Ma anche i tigrotti hanno prima o poi una stella che li aiuta. Fu così che mentre il nostro cucciolo se ne stava quasi morente davanti all’ingresso della sua tana, passò di lì per caso una vecchia tigre un po’ zoppa e acciaccata dagli anni e dalle ferite, che cercava un posto tranquillo dove vivere i suoi ultimi giorni.
E quando la vecchia tigre vide il cucciolo che si lasciava morire sfinito dalla paura, dalla fame e dalla disperazione, divise con lui la sua magra caccia della giornata e rimase a fargli un po’ compagnia.
Poi, quando la notte stava per calare sul mondo, lo riportò dentro alla tana e rimase con lui a scaldarlo un po’ per la notte, fino a quando tutte le stelle furono tramontate e la luce tornò di nuovo a illuminare il mondo.
E così la vecchia tigre restò con lui finché il papà ritornò dalla sua caccia lontana e poté occuparsi del suo cucciolo per tutto il tempo che gli servì a riprendersi. E quando si fu ripreso lo accompagnò fuori e cominciò a insegnargli le mosse della caccia, finché a poco a poco anche il nostro tigrotto non divenne grande, forte e buon cacciatore, accompagnato dal suo papà.
E infine anche lui arrivò col tempo a essere cresciuto, sicuro, capace di procurarsi il cibo e di procurarlo in futuro anche ai suoi piccoli, proprio come aveva imparato dal suo papà e dalla sua mamma, perché la vita potesse continuare nella foresta così come era sempre avvenuto dai tempi dei tempi, da quando era comparsa sulla Terra, tramandata fedelmente da tutti i genitori ai loro cuccioli.
E la sua mamma divenne col tempo un ricordo buono dentro di lui, che l’accompagnava sempre, di giorno e di notte, con il sole e con le stelle, con il sereno e con le tempeste, e che nessuno poteva più portargli via.
I tigrotti sarebbero continuati a nascere e a crescere nella foresta, nel concerto silenzioso della vita, sotto lo sguardo benevolo del sole, della luna e delle stelle, nel loro fedele e instancabile cammino lungo le strade del cielo, come è sempre avvenuto da quando il mondo esiste, dall’inizio degli inizi di tutti i cicli della vita.
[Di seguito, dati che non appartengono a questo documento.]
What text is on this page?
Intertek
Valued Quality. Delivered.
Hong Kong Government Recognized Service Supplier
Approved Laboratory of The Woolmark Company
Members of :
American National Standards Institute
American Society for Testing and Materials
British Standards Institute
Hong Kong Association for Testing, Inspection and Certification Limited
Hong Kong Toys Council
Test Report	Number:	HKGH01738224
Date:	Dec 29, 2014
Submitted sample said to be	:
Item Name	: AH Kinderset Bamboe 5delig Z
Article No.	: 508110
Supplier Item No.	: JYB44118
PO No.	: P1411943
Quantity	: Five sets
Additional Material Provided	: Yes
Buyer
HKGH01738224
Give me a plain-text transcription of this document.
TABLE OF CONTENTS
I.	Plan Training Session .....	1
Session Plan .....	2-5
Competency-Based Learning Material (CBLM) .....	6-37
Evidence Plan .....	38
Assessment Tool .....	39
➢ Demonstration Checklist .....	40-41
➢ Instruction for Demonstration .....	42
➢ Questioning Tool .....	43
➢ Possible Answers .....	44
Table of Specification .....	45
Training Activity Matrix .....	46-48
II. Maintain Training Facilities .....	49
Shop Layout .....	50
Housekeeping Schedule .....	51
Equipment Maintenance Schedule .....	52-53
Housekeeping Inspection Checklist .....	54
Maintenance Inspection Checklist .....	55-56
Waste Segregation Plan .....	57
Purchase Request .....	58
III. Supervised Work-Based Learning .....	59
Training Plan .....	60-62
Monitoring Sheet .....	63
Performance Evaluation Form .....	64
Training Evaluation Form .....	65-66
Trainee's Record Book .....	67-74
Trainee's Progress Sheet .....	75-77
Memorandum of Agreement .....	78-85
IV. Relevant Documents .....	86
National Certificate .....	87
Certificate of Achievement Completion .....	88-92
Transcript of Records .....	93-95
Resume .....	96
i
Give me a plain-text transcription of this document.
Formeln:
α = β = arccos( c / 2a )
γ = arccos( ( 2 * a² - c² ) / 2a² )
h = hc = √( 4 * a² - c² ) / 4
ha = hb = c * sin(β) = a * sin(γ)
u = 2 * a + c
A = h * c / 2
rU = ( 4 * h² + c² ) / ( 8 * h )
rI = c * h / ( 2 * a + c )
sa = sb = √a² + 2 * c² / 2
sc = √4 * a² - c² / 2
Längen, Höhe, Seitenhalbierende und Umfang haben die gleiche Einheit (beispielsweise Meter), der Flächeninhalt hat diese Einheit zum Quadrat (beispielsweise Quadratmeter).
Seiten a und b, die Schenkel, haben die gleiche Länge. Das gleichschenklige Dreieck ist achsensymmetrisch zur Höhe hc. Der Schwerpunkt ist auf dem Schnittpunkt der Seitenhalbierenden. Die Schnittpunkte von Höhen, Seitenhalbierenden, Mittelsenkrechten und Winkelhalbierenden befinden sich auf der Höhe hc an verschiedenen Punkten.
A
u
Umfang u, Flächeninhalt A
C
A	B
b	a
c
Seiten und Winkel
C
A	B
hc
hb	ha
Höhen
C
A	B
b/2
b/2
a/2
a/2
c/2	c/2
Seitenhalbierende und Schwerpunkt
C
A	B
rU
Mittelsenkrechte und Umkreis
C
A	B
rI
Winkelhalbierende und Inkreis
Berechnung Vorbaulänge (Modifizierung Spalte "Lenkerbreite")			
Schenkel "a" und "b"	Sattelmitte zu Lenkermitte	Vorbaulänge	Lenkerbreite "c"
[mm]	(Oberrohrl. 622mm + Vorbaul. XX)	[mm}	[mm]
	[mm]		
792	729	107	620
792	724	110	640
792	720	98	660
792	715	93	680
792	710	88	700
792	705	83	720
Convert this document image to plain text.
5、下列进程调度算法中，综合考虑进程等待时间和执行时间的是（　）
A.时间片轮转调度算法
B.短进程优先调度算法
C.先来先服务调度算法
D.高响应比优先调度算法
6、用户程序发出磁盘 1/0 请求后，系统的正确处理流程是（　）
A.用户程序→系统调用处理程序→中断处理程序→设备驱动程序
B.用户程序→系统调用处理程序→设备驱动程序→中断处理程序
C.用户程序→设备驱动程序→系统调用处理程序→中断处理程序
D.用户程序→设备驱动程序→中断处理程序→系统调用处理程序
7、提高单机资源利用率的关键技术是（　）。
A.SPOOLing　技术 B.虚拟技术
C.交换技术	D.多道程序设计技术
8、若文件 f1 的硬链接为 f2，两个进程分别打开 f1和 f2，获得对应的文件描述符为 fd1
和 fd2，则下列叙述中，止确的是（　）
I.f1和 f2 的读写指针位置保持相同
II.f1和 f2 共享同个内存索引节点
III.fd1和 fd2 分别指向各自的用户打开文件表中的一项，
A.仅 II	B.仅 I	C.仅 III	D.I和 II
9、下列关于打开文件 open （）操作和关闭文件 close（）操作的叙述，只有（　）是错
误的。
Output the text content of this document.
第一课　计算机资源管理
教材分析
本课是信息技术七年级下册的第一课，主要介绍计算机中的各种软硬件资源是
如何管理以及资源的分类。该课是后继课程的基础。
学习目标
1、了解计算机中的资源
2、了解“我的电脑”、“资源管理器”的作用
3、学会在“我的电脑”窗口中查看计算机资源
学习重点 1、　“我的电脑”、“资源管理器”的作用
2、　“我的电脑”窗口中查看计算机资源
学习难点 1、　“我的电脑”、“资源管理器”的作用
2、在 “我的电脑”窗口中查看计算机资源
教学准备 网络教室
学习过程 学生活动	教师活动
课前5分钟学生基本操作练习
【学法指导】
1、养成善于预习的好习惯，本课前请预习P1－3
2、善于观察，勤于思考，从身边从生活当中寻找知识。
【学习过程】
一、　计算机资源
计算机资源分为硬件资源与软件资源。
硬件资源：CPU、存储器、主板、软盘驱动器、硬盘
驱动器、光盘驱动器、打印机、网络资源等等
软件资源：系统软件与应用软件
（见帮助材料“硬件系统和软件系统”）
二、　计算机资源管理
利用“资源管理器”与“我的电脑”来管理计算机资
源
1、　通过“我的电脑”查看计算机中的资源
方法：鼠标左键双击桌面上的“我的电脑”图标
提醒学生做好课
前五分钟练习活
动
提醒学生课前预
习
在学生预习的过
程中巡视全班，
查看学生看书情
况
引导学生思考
Non chiedere mai per chi suona la campana.
Essa suona per te.
ERNEST HEMINGWAY, Per chi suona la
campana, da J. Donne
Capisco solo ora da adulta che quando ero piccola davanti a un grande dolore in casa nostra c’è stato troppo silenzio: io ne ho sofferto moltissimo. In particolare soffrivo nel vedere mia madre che soffriva.
Una mamma dopo un gruppo
Una bambina di cinque, sei anni, ripete spesso in modo quasi ossessivo lo stesso gioco con la mamma. Prima le va in braccio e poi le ordina: «Adesso chiudi gli occhi e fai finta di essere morta!». La mamma l’accontenta e finge un poco, ma la bambina non è mai soddisfatta: «No, no, non così. Devi farlo meglio, non devi proprio muoverti e non devi rispondere più!».
Alla fine, dopo ripetuti tentativi, la mamma esegue alla perfezione tutta la scena: ha gli occhi chiusi, non reagisce, non si muove e non risponde più. La bambina prova ripetutamente e sempre più in ansia a farla rispondere, ma la mamma questa volta non reagisce proprio: è come se fosse morta per davvero. A quel punto la bambina scoppia in un pianto disperato, inconsolabile e irrefrenabile, finché la mamma, finalmente, apre gli occhi e si rianima per consolarla e abbracciarla.
Intorno ai cinque, sei anni i bambini si confrontano in genere col tema della morte e fanno spesso domande al riguardo. Ma perché questa bambina ha scelto, quasi in modo ossessivo, di ripetere sempre lo stesso gioco con la mamma? E perché il gioco deve finire immancabilmente con un pianto disperato e irrefrenabile? È solo quando sarà adulta che, lavorando insieme sulla sua storia familiare, scopriremo che c’era davvero una mamma morta per cui piangere: la nonna materna, morta di parto quando la figlia non aveva ancora due anni. Una morte su cui la figlia non aveva potuto evidentemente piangere e fare un lutto. A distanza di tanti anni, dopo essere diventata a propria volta madre, la sua bambina ha potuto riportare alla luce attraverso un gioco ossessivo il suo antico bisogno infantile di piangere e di essere confortata per la perdita di una mamma che all’improvviso chiude gli occhi, tace, non si muove e non risponde più, e da quel giorno è sparita nel nulla e non è mai più tornata.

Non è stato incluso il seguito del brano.